El tribunal se muestra perplejo ante las declaraciones de trabajadores públicos que confirman la nula supervisión de la novia y la amiga del exministro.
El «caso Ábalos» ha dejado de ser una investigación meramente administrativa para convertirse en un rompecabezas que desespera a los magistrados. Las últimas comparecencias de empleados de las empresas públicas bajo sospecha han dibujado un escenario de descontrol absoluto, donde los privilegios personales se imponían a cualquier lógica laboral.
Un interrogatorio marcado por el desconcierto
La sesión alcanzó su punto álgido cuando el juez, visiblemente frustrado por la falta de respuestas concretas sobre las funciones de las beneficiarias, lanzó una pregunta que evidencia la fragilidad de la defensa:
«¿Pero usted dónde trabaja? ¿Alguien la vio alguna vez por la oficina?»
El testimonio de los compañeros de departamento ha sido demoledor. Lejos de defender la profesionalidad de las contratadas, los trabajadores han descrito una estructura en la que la pareja y una amiga íntima del entonces ministro figuraban en nómina, pero carecían de despacho, tareas asignadas o supervisión directa.
Las grietas del sistema de contratación
Lo que los testigos han destapado ante el tribunal es una «maraña» diseñada para esquivar los controles de la administración pública:
- Puestos fantasma: Las implicadas ocupaban plazas técnicas de alta remuneración sin realizar acto de presencia habitual en las sedes oficiales.

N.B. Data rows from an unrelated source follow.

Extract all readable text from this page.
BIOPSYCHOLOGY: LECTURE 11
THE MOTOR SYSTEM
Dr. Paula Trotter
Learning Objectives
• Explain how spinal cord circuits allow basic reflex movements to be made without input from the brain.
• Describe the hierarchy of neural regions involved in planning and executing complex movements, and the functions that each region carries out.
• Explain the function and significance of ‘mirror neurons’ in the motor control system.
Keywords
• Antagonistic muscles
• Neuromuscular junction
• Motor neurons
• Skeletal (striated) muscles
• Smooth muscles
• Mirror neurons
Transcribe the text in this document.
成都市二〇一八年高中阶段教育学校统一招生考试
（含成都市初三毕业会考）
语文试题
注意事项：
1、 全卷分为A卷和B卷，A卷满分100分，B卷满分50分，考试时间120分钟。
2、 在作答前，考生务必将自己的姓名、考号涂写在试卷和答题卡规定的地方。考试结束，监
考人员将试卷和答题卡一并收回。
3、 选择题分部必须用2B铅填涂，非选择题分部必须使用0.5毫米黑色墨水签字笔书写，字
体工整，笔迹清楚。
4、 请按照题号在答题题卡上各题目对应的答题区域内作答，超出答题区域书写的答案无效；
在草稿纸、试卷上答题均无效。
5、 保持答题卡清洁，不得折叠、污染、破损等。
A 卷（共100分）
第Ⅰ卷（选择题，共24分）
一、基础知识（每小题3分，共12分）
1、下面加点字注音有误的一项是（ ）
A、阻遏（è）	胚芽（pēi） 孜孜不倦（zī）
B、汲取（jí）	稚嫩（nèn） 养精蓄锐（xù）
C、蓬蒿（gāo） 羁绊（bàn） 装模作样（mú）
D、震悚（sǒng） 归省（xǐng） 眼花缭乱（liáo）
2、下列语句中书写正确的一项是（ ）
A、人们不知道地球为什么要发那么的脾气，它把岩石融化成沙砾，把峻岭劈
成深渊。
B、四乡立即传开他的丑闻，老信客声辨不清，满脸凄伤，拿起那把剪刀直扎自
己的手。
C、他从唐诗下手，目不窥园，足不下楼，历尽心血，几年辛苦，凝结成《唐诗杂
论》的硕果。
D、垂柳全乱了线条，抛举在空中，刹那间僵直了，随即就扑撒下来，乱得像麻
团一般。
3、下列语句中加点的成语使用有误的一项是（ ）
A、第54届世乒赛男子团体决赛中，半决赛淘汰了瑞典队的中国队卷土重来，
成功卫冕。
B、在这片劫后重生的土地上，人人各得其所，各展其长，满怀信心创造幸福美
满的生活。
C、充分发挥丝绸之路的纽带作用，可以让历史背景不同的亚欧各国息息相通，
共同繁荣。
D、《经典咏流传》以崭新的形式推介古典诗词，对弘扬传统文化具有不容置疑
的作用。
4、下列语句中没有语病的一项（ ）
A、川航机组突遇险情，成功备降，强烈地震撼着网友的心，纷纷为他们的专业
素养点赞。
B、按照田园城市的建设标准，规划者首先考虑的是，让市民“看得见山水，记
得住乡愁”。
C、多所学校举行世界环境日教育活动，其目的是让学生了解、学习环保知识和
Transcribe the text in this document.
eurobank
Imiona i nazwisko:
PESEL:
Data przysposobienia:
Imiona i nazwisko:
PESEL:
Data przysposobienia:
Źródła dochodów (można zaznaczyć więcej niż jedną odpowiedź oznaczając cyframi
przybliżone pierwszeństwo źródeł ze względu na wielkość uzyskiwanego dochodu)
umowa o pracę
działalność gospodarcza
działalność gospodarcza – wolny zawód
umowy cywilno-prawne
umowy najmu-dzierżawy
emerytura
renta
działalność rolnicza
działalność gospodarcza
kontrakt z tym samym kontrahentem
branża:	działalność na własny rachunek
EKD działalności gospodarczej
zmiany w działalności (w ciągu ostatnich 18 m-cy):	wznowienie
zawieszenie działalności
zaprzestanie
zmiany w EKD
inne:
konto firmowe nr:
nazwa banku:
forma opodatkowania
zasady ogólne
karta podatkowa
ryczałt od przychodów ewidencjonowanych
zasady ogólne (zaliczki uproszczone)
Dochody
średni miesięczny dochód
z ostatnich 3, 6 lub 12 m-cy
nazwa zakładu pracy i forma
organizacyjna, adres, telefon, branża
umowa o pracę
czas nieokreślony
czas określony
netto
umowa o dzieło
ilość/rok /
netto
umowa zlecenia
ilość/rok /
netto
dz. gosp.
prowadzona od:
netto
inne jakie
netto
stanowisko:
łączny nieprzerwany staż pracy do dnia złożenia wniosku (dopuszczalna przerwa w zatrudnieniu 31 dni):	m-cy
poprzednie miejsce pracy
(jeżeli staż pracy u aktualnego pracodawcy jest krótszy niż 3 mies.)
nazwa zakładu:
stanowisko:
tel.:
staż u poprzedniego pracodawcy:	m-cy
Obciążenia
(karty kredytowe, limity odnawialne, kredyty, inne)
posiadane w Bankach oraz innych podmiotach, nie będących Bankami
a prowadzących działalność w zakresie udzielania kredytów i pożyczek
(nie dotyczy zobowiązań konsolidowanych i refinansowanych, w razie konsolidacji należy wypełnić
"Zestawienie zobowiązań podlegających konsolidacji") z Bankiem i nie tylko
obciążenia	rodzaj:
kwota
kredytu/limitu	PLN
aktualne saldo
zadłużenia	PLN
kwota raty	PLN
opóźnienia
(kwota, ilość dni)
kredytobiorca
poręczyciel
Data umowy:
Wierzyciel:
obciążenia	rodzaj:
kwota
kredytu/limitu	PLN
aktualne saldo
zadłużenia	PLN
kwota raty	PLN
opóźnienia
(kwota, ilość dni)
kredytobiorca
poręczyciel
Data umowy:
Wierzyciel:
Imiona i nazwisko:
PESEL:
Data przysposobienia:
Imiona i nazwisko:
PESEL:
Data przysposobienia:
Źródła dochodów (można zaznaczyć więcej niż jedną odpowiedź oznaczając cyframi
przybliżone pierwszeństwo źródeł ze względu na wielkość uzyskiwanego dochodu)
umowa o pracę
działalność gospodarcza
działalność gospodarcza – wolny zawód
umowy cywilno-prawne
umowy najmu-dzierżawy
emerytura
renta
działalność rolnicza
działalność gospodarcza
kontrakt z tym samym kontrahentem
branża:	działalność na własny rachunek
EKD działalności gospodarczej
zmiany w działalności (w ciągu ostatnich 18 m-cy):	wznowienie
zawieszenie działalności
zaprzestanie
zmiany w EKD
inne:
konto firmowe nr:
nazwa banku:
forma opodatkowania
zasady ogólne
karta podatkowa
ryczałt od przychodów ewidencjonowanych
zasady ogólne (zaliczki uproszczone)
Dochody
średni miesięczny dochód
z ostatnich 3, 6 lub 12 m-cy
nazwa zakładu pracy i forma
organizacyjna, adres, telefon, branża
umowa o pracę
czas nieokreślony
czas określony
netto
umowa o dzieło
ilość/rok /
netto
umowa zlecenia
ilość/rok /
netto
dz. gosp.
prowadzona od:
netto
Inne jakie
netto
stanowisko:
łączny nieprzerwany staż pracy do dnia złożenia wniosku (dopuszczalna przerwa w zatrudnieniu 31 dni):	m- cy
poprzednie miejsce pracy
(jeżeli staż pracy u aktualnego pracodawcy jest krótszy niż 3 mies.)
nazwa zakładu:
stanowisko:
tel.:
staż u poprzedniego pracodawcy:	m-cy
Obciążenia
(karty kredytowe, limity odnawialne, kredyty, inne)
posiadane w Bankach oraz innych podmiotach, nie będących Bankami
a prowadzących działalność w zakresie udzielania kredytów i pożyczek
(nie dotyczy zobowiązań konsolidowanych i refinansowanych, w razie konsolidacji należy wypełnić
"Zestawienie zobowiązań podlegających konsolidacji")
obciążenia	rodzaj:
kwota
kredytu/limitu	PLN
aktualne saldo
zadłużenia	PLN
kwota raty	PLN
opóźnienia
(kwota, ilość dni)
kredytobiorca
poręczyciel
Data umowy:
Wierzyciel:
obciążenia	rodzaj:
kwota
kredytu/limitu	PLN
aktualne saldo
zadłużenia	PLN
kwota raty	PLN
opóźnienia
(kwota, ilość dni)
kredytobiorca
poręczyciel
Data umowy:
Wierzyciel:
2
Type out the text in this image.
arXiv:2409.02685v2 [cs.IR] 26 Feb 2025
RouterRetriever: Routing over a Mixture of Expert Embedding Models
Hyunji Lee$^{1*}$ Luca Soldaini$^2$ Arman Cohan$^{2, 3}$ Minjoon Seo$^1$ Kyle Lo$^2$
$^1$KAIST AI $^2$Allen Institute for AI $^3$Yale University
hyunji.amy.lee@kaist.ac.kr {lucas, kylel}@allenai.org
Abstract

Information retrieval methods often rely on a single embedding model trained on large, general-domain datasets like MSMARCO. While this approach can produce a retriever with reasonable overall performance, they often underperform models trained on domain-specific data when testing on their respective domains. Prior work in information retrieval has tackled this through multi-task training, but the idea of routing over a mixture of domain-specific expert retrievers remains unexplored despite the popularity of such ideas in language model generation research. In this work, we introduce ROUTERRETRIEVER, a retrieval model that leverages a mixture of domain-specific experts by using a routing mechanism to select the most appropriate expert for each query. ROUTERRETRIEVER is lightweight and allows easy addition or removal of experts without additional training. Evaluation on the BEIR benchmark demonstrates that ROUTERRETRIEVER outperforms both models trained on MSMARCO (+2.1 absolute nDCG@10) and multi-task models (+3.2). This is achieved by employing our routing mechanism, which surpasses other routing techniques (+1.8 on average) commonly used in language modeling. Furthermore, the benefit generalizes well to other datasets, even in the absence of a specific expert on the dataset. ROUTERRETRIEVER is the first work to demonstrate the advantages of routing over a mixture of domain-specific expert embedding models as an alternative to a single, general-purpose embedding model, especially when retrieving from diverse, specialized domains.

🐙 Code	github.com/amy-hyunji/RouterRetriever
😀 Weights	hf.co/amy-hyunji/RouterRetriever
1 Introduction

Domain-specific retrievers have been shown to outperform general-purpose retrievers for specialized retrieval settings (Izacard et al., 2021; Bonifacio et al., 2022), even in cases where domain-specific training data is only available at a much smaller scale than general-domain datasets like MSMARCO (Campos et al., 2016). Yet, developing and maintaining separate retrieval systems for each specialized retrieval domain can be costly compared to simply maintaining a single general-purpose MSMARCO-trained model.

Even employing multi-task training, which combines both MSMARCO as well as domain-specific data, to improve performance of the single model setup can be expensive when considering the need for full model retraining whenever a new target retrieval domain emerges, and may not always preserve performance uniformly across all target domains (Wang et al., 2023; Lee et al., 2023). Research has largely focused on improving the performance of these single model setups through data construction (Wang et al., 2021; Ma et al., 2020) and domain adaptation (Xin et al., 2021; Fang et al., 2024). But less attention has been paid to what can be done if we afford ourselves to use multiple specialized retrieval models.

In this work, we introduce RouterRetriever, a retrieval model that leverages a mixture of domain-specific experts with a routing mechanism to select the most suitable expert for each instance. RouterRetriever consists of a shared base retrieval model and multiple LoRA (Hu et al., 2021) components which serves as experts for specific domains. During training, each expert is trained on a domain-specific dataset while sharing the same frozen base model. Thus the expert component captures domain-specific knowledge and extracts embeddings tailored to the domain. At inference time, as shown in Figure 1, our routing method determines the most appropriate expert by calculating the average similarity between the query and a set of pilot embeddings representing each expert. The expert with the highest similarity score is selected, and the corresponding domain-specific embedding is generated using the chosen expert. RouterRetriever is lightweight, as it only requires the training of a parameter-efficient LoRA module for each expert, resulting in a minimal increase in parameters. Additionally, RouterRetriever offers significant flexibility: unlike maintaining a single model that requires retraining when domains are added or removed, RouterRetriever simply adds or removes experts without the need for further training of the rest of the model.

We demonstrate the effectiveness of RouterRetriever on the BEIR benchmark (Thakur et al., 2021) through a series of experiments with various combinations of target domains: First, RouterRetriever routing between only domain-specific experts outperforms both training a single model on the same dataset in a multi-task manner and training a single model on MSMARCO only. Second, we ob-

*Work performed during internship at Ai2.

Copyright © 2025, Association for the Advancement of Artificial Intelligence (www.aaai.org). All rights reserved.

- Opacidad jerárquica: Nadie en las empresas públicas parece ser capaz de identificar quién era el responsable directo de validar su trabajo o su horario.
- Acceso por «vía directa»: Los testimonios coinciden en que estas incorporaciones se saltaron los cauces habituales de recursos humanos, respondiendo únicamente a una orden política superior.
La lupa sobre el dinero público
Este nuevo capítulo judicial pone contra las cuerdas la gestión del exministro, al evidenciar que las entidades estatales pudieron ser utilizadas como un patrimonio privado para favores personales. El tribunal ahora intenta determinar la responsabilidad penal de quienes permitieron que estos «enchufes» se mantuvieran en el tiempo con fondos públicos, mientras los trabajadores de carrera asisten con estupor al relato de cómo se gestionaban sus propias empresas.